Intervention de Marcel-Francis Kahn

Réunion du 12 juillet 2016 à 9h30
Commission d'enquête sur la fibromyalgie

Marcel-Francis Kahn :

La plupart des travaux scientifiques montrent une prévalence considérable de femmes parmi les malades. J'ai reçu en consultation à l'hôpital Bichat, à Paris, plusieurs centaines de patients qui m'étaient souvent envoyés par des confrères que cette pathologie mettait mal à l'aise ; neuf sur dix étaient des femmes, et la littérature scientifique fait état d'une proportion de 85 à 95 % de femmes parmi les malades. D'autres maladies somatiques, telles la polyarthrite ou le lupus érythémateux systémique, frappent les femmes dans des proportions similaires, sans que l'on en sache non plus la raison.

La dernière recherche que j'ai conduite a consisté à comparer l'arrière-plan psychique des malades fibromyalgiques selon les sexes ; il est apparu que les terrains diffèrent nettement. On trouve chez les femmes un terrain anxio-dépressif, et dans certains cas des crises d'angoisse respiratoire – ce que l'on appelait « tétanie » ou « spasmophilie » et dont on sait maintenant qu'il s'agit également d'une pathologie d'origine centrale. Les hommes ne présentaient pas ces caractéristiques, mais pratiquement tous des troubles obsessionnels compulsifs. Pour expliquer la très forte proportion de femmes souffrant de cette pathologie, l'hypothèse d'une influence hormonale ou biochimique a été avancée, mais rien n'est exactement connu. Aucun travail scientifique n'a mis en cause la considérable prédominance des femmes au nombre des patients fibromyalgiques.

Il est très compliqué de promettre la guérison à une patiente fibromyalgique. Je soulignais dans l'article que j'ai publié dans L'Actualité rhumatologique 2013 combien il est important d'expliquer aux patientes ce dont elles sont atteintes. Elles n'ont pas toujours eu une écoute compatissante et se sont souvent entendu dire que leur maladie était « dans la tête » – mais tout est « dans la tête », à commencer par le visionnage d'un film ou l'écoute d'une musique ! Si on leur a dit que leurs troubles sont d'origine psychique, je leur explique que les travaux les plus récents infirment cette opinion, qu'il s'agit d'une anomalie de la transmission de la douleur et que la pathologie est réelle. Le bon côté de la chose est que je peux leur promettre que la fibromyalgie ne fera jamais d'elles des invalides majeures, qu'elles ne risquent pas de finir paralysées, qu'il n'y a pas de liaison identifiable touchant viscères, muscles ou nerfs et que la situation s'améliorera quand elles avanceront en âge.
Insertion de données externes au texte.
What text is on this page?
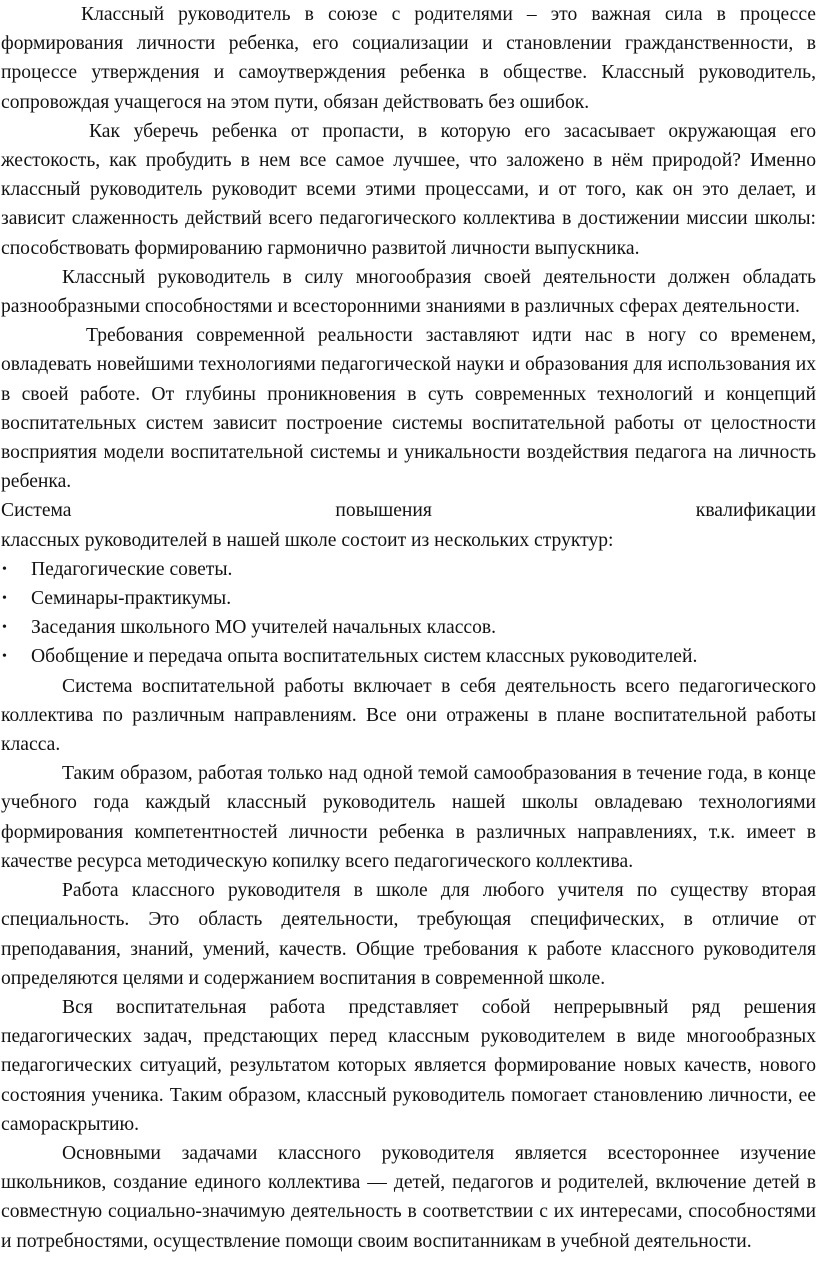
Классный руководитель в союзе с родителями – это важная сила в процессе формирования личности ребенка, его социализации и становлении гражданственности, в процессе утверждения и самоутверждения ребенка в обществе. Классный руководитель, сопровождая учащегося на этом пути, обязан действовать без ошибок.

Как уберечь ребенка от пропасти, в которую его засасывает окружающая его жестокость, как пробудить в нем все самое лучшее, что заложено в нём природой? Именно классный руководитель руководит всеми этими процессами, и от того, как он это делает, и зависит слаженность действий всего педагогического коллектива в достижении миссии школы: способствовать формированию гармонично развитой личности выпускника.

Классный руководитель в силу многообразия своей деятельности должен обладать разнообразными способностями и всесторонними знаниями в различных сферах деятельности.

Требования современной реальности заставляют идти нас в ногу со временем, овладевать новейшими технологиями педагогической науки и образования для использования их в своей работе. От глубины проникновения в суть современных технологий и концепций воспитательных систем зависит построение системы воспитательной работы от целостности восприятия модели воспитательной системы и уникальности воздействия педагога на личность ребенка.

Система	повышения	квалификации

классных руководителей в нашей школе состоит из нескольких структур:

• Педагогические советы.
• Семинары-практикумы.
• Заседания школьного МО учителей начальных классов.
• Обобщение и передача опыта воспитательных систем классных руководителей.

Система воспитательной работы включает в себя деятельность всего педагогического коллектива по различным направлениям. Все они отражены в плане воспитательной работы класса.

Таким образом, работая только над одной темой самообразования в течение года, в конце учебного года каждый классный руководитель нашей школы овладеваю технологиями формирования компетентностей личности ребенка в различных направлениях, т.к. имеет в качестве ресурса методическую копилку всего педагогического коллектива.

Работа классного руководителя в школе для любого учителя по существу вторая специальность. Это область деятельности, требующая специфических, в отличие от преподавания, знаний, умений, качеств. Общие требования к работе классного руководителя определяются целями и содержанием воспитания в современной школе.

Вся воспитательная работа представляет собой непрерывный ряд решения педагогических задач, предстающих перед классным руководителем в виде многообразных педагогических ситуаций, результатом которых является формирование новых качеств, нового состояния ученика. Таким образом, классный руководитель помогает становлению личности, ее самораскрытию.

Основными задачами классного руководителя является всестороннее изучение школьников, создание единого коллектива — детей, педагогов и родителей, включение детей в совместную социально-значимую деятельность в соответствии с их интересами, способностями и потребностями, осуществление помощи своим воспитанникам в учебной деятельности.
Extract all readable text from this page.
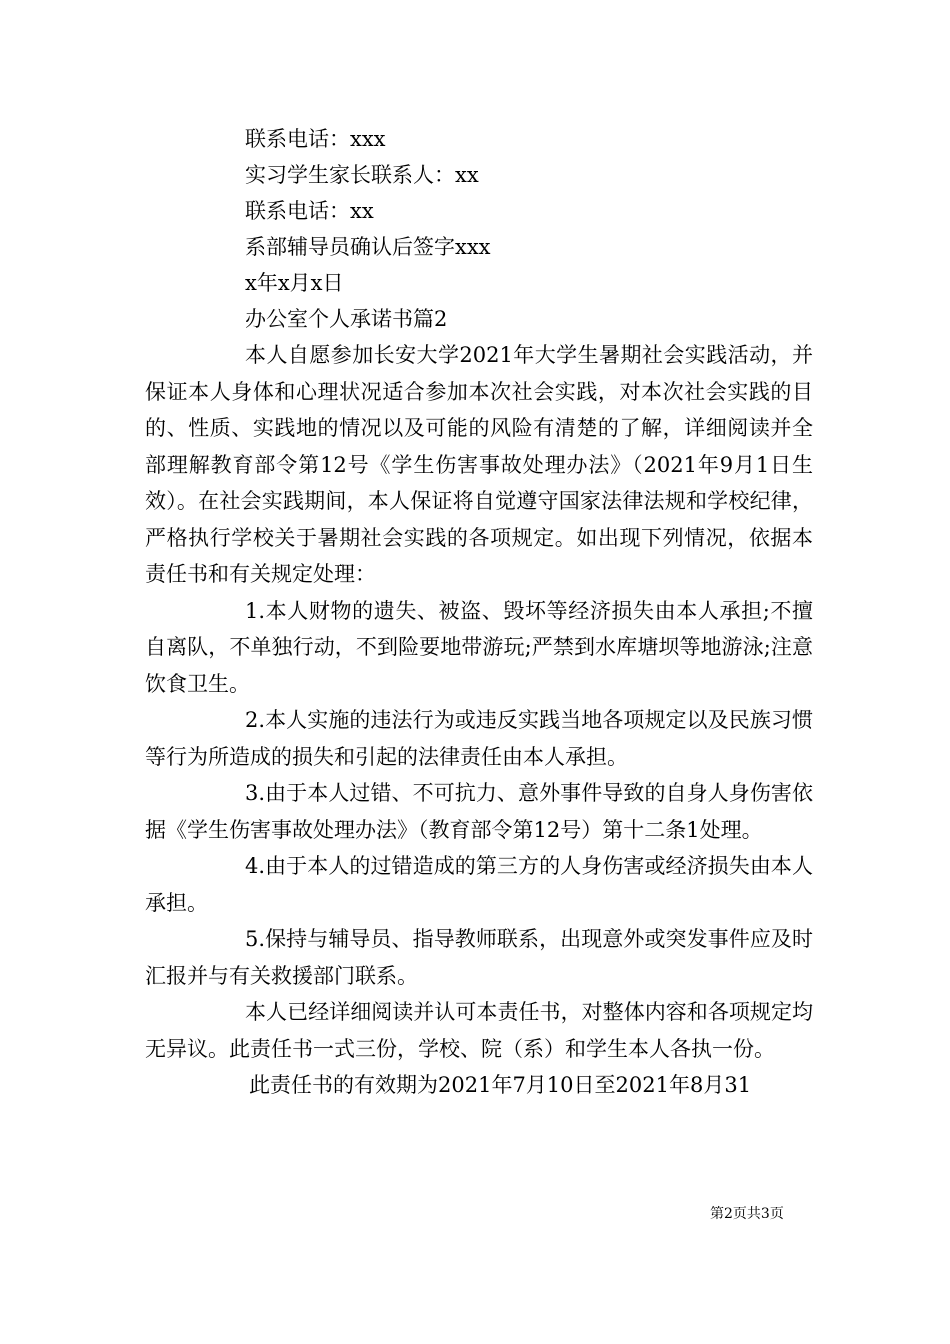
联系电话：xxx

实习学生家长联系人：xx

联系电话：xx

系部辅导员确认后签字xxx

x年x月x日

办公室个人承诺书篇2

本人自愿参加长安大学2021年大学生暑期社会实践活动，并保证本人身体和心理状况适合参加本次社会实践，对本次社会实践的目的、性质、实践地的情况以及可能的风险有清楚的了解，详细阅读并全部理解教育部令第12号《学生伤害事故处理办法》（2021年9月1日生效）。在社会实践期间，本人保证将自觉遵守国家法律法规和学校纪律，严格执行学校关于暑期社会实践的各项规定。如出现下列情况，依据本责任书和有关规定处理：

1.本人财物的遗失、被盗、毁坏等经济损失由本人承担;不擅自离队，不单独行动，不到险要地带游玩;严禁到水库塘坝等地游泳;注意饮食卫生。

2.本人实施的违法行为或违反实践当地各项规定以及民族习惯等行为所造成的损失和引起的法律责任由本人承担。

3.由于本人过错、不可抗力、意外事件导致的自身人身伤害依据《学生伤害事故处理办法》（教育部令第12号）第十二条1处理。

4.由于本人的过错造成的第三方的人身伤害或经济损失由本人承担。

5.保持与辅导员、指导教师联系，出现意外或突发事件应及时汇报并与有关救援部门联系。

本人已经详细阅读并认可本责任书，对整体内容和各项规定均无异议。此责任书一式三份，学校、院（系）和学生本人各执一份。

此责任书的有效期为2021年7月10日至2021年8月31

第2页共3页
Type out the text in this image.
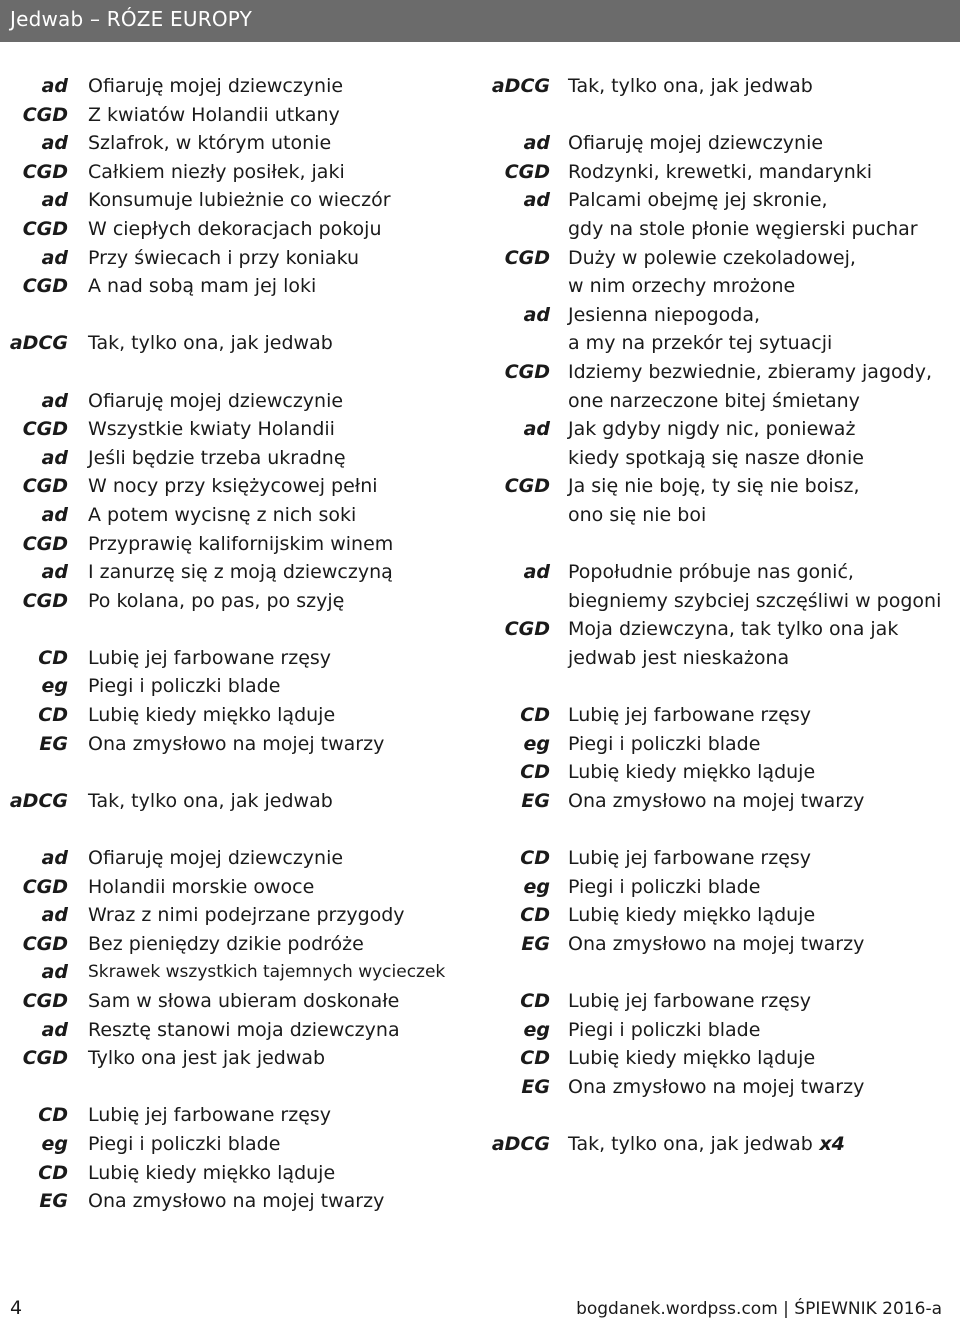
Jedwab – RÓZE EUROPY
ad Ofiaruję mojej dziewczynie
CGD Z kwiatów Holandii utkany
ad Szlafrok, w którym utonie
CGD Całkiem niezły posiłek, jaki
ad Konsumuje lubieżnie co wieczór
CGD W ciepłych dekoracjach pokoju
ad Przy świecach i przy koniaku
CGD A nad sobą mam jej loki
aDCG Tak, tylko ona, jak jedwab
ad Ofiaruję mojej dziewczynie
CGD Wszystkie kwiaty Holandii
ad Jeśli będzie trzeba ukradnę
CGD W nocy przy księżycowej pełni
ad A potem wycisnę z nich soki
CGD Przyprawię kalifornijskim winem
ad I zanurzę się z moją dziewczyną
CGD Po kolana, po pas, po szyję
CD Lubię jej farbowane rzęsy
eg Piegi i policzki blade
CD Lubię kiedy miękko ląduje
EG Ona zmysłowo na mojej twarzy
aDCG Tak, tylko ona, jak jedwab
ad Ofiaruję mojej dziewczynie
CGD Holandii morskie owoce
ad Wraz z nimi podejrzane przygody
CGD Bez pieniędzy dzikie podróże
ad Skrawek wszystkich tajemnych wycieczek
CGD Sam w słowa ubieram doskonałe
ad Resztę stanowi moja dziewczyna
CGD Tylko ona jest jak jedwab
CD Lubię jej farbowane rzęsy
eg Piegi i policzki blade
CD Lubię kiedy miękko ląduje
EG Ona zmysłowo na mojej twarzy
aDCG Tak, tylko ona, jak jedwab
ad Ofiaruję mojej dziewczynie
CGD Rodzynki, krewetki, mandarynki
ad Palcami obejmę jej skronie,
gdy na stole płonie węgierski puchar
CGD Duży w polewie czekoladowej,
w nim orzechy mrożone
ad Jesienna niepogoda,
a my na przekór tej sytuacji
CGD Idziemy bezwiednie, zbieramy jagody,
one narzeczone bitej śmietany
ad Jak gdyby nigdy nic, ponieważ
kiedy spotkają się nasze dłonie
CGD Ja się nie boję, ty się nie boisz,
ono się nie boi
ad Popołudnie próbuje nas gonić,
biegniemy szybciej szczęśliwi w pogoni
CGD Moja dziewczyna, tak tylko ona jak
jedwab jest nieskażona
CD Lubię jej farbowane rzęsy
eg Piegi i policzki blade
CD Lubię kiedy miękko ląduje
EG Ona zmysłowo na mojej twarzy
CD Lubię jej farbowane rzęsy
eg Piegi i policzki blade
CD Lubię kiedy miękko ląduje
EG Ona zmysłowo na mojej twarzy
CD Lubię jej farbowane rzęsy
eg Piegi i policzki blade
CD Lubię kiedy miękko ląduje
EG Ona zmysłowo na mojej twarzy
aDCG Tak, tylko ona, jak jedwab x4
4	bogdanek.wordpss.com | ŚPIEWNIK 2016-a
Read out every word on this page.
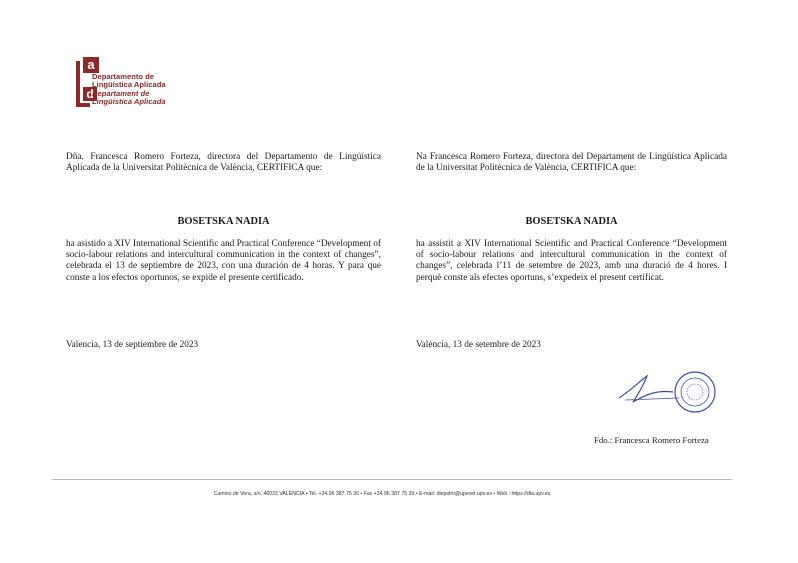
a
d
Departamento de
Lingüística Aplicada
Departament de
Lingüística Aplicada
Dña. Francesca Romero Forteza, directora del Departamento de Lingüística Aplicada de la Universitat Politècnica de València, CERTIFICA que:
BOSETSKA NADIA
ha asistido a XIV International Scientific and Practical Conference “Development of socio-labour relations and intercultural communication in the context of changes”, celebrada el 13 de septiembre de 2023, con una duración de 4 horas. Y para que conste a los efectos oportunos, se expide el presente certificado.
Valencia, 13 de septiembre de 2023
Na Francesca Romero Forteza, directora del Departament de Lingüística Aplicada de la Universitat Politècnica de València, CERTIFICA que:
BOSETSKA NADIA
ha assistit a XIV International Scientific and Practical Conference “Development of socio-labour relations and intercultural communication in the context of changes”, celebrada l’11 de setembre de 2023, amb una duració de 4 hores. I perquè conste als efectes oportuns, s’expedeix el present certificat.
València, 13 de setembre de 2023
Fdo.: Francesca Romero Forteza
Camino de Vera, s/n. 46022 VALÈNCIA • Tel. +34 96 387 75 30 • Fax +34 96 387 75 39 • E-mail: diepidm@upvnet.upv.es • Web : https://dla.upv.es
La majorité des patientes sont d'âge moyen. Sur l'âge de survenue de la maladie, j'ai une divergence d'appréciation avec certains auteurs, allemands notamment. Un médecin israélien de l'Université de Beer Sheva a fait état de cas de fibromyalgie apparus avant la puberté ; je n'en ai jamais vu ne serait-ce qu'un seul chez les centaines de malades venus consulter. Pour certaines patientes, les troubles avaient commencé entre la puberté et l'âge adulte, mais elles sont peu nombreuses dans ce cas. On admet en général, dans la littérature, que les enfants ne sont pas atteints de ce syndrome, qu'il faut distinguer des « douleurs de croissance ». La fibromyalgie ne se déclare pas non plus chez les individus âgés de plus de soixante-dix ans, autrement dit chez les vieillards, catégorie à laquelle j'appartiens théoriquement, mais chacun sait qu'un vieillard est quelqu'un qui a dix ans de plus que soi… (Sourires). Même si des symptômes épars peuvent apparaître auparavant, le pic très net de l'apparition des symptômes est autour de la ménopause.

Les malades que j'ai suivies très longtemps à l'hôpital Bichat ont pu constater qu'au terme de quinze à vingt ans elles n'étaient pas invalides, que les traitements prescrits avaient eu une certaine efficacité et que leur sort s'était amélioré. Bien entendu, cela ne résolvait pas les problèmes dus à l'incidence de la fibromyalgie sur le travail, la vie familiale et la nécessité d'élever ses enfants. Il m'est aussi arrivé d'expliquer que la pathologie retentit forcément, comme d'autres, sur la vie personnelle, et légitime dans certains cas une approche psychologique ou même psychiatrique. Diriger d'emblée une patiente vers un psychologue ou un psychiatre est catastrophique, mais l'on peut expliquer posément à une patiente qu'il est normal qu'une maladie qui l'invalide, lui pose un problème au travail et un problème de reconnaissance par certains organismes ait un effet anxiogène ou dépressif et que, de même qu'on lui prescrit des antalgiques, elle peut avoir besoin d'un soutien psychologique ou même psychiatrique.